International Polar Year - 1932

Director and IPY Technical Advisors and Staff (See Notes below)

 
back row (l to r): Prof. Balfour W Currie, EH Vestine, Stuart McVeigh, JE Lilly, Ratje Charles Jacobsen.
front row: John Plewman Rea, Walter EW Jackson, John Patterson, Andrew Thomson, Frank T Davies.

Notes re IPY 1932:

Prof. Balfour W Currie had a PhD and was a junior on staff at the U of Saskatchewan.  He returned there and had his whole career at U of S.  His younger brother was Don Currie who was an operational meteorologist who forecasted out of Edmonton.

EH Vestine and Stuart McVeigh were postgraduate students, probably Toronto; it is not known what happened to them.

JE Lilly, of Acadia University was in charge of magnetic station Meanook, the nearest permanent observatory to the north magnetic pole.
He later became Director and Dominion Geodesist 1957-1967.

Ratje Charles Jacobsen, after 1933, was a pilot, flew and supervised RCAF upper air sounding flights at Fort Smith in 1934 when Canada and US jointly studied polar air masses.  He was probably under contract since he did not become a staff member until 1936 when he was one of the first to go to Newfoundland where he again flew "APOBS" with Hugh Bindon, looking after the instruments which were mostly read manually while in the air.  After a year or two, he returned to Head Office where he became head of the Instruments Section when Middleton went to Optics in NRC at Ottawa in 1946.

* John Plewman Rea died in 1945. His mother Mary "Minnie" Rea was a nurse at Regina College, which eventually became University of Saskatchewan, and John was a student there. Minnie and John probably got to know Balfour Currie and Frank Davies there. John went to the Arctic as a general assistant to the expedition. His diary tells how he went ahead of the group to make sure all the supplies were in order. His tasks including cooking meals taking care of fire wood and other duties. Following the expedition he gave a number of talks to groups regarding  life in the Arctic. He married in 1934 and worked at Malton Airport as a weatherman and perhaps as an early air controller working in the little round room on the top of Malton Airport. He then undertook an apprenticeship for his electrical engineering papers working with Canada Electric during the war. He was stationed in Newfoundland for a while. He graduated in 1943 and he and his wife bought a house in Churchville, Ontario where he is buried.

Walter EW Jackson was a magnetician and deputy director of the Observatory and Service.

John Patterson
had become director of the Observatory and Service in 1929.

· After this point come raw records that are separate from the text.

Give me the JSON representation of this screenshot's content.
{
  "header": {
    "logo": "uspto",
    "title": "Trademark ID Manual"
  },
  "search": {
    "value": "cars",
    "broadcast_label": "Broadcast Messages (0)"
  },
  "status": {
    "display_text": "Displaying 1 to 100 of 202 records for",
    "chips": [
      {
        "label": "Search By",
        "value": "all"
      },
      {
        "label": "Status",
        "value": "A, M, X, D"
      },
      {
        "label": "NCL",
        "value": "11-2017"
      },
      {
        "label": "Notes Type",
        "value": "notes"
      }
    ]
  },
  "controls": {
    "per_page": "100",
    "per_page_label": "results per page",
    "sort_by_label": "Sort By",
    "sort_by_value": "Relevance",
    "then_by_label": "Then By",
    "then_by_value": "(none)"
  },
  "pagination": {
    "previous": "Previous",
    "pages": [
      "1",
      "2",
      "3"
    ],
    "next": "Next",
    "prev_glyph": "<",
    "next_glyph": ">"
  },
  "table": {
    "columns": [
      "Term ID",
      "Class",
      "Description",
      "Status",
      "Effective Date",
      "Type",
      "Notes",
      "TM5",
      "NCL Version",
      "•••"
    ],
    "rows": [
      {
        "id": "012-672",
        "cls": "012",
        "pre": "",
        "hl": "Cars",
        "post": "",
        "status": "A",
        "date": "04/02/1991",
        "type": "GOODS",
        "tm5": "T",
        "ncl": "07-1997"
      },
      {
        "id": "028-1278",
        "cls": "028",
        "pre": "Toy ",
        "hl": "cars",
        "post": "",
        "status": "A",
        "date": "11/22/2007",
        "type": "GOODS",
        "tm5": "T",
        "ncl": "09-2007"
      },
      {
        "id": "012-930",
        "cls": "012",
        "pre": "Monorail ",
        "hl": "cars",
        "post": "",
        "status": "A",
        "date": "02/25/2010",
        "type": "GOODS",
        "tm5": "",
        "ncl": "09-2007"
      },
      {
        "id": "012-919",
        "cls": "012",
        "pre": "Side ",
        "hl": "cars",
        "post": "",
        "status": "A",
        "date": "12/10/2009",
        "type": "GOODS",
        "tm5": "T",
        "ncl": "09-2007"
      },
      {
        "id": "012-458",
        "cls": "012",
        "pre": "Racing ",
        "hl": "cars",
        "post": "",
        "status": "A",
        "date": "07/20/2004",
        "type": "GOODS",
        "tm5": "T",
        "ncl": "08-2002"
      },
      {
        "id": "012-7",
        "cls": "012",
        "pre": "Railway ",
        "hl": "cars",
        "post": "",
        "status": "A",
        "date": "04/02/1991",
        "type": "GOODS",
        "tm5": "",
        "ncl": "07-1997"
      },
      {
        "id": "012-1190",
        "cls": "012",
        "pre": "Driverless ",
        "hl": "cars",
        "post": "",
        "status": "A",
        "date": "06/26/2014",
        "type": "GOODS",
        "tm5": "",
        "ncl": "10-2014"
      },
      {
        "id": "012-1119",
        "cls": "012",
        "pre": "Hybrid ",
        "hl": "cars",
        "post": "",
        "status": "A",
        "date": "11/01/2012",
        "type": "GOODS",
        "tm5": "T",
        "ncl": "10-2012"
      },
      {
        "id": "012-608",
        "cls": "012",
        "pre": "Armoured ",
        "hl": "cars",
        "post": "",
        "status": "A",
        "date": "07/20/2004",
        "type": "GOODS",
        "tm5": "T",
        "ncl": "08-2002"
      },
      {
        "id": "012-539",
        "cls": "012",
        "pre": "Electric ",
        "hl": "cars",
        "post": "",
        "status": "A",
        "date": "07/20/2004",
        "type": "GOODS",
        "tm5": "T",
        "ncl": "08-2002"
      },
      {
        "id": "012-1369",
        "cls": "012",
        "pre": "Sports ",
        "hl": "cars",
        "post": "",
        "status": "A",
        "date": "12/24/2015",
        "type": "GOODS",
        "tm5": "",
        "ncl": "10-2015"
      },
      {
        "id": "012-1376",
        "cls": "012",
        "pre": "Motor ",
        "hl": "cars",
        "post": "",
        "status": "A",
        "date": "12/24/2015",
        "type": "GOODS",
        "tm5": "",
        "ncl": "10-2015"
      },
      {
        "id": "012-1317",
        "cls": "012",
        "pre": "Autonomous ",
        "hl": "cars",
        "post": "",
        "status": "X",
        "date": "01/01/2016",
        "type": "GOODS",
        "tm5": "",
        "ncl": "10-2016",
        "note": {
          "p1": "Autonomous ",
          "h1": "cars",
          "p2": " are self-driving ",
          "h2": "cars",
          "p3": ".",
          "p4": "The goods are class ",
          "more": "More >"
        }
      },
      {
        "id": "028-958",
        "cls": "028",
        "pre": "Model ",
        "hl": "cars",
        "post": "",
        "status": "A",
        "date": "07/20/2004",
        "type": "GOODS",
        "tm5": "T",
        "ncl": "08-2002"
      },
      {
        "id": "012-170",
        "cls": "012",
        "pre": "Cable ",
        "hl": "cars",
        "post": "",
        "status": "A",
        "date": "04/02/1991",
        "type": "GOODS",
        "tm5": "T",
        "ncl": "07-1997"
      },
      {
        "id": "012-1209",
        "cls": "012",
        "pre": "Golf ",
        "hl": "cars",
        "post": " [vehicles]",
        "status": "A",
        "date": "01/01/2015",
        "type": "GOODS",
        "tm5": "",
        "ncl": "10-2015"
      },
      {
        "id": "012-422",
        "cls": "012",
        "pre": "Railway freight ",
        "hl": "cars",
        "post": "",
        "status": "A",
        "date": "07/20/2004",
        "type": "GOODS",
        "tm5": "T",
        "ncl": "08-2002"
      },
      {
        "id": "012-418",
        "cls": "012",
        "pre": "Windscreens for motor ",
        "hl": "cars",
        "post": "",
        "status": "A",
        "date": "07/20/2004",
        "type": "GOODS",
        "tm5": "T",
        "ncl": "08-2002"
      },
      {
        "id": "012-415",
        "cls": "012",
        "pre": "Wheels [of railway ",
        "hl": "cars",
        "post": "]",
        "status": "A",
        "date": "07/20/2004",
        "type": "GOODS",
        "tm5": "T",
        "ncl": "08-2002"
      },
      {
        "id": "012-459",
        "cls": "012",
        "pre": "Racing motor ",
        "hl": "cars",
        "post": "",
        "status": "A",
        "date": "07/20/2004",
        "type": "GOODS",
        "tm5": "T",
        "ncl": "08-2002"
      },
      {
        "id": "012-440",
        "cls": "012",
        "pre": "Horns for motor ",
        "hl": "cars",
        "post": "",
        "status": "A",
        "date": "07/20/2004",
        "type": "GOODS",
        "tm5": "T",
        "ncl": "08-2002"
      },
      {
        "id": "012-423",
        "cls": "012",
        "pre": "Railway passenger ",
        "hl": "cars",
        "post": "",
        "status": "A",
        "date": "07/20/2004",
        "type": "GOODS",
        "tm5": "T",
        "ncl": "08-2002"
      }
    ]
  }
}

Andrew Thomson returned to Canada and joined the staff as the atmospheric physicist early in 1932.  Later in 1936 when the reorganization took place Jackson was transferred to the Ottawa Observatory and Thomson became deputy director. Thomson began acting as assistant or deputy director in 1936 but was not officially appointed until 1940.

Frank T Davies may have come from Britain or New Zealand but remained in Canada and became a noted scientist in the early National Research Council or another department in Ottawa.

photo reference: Canadian Polar Year Expedition, 1932-33 Vol. 1, Meteorology (Ottawa: King's Printer, 1940), 452 pages.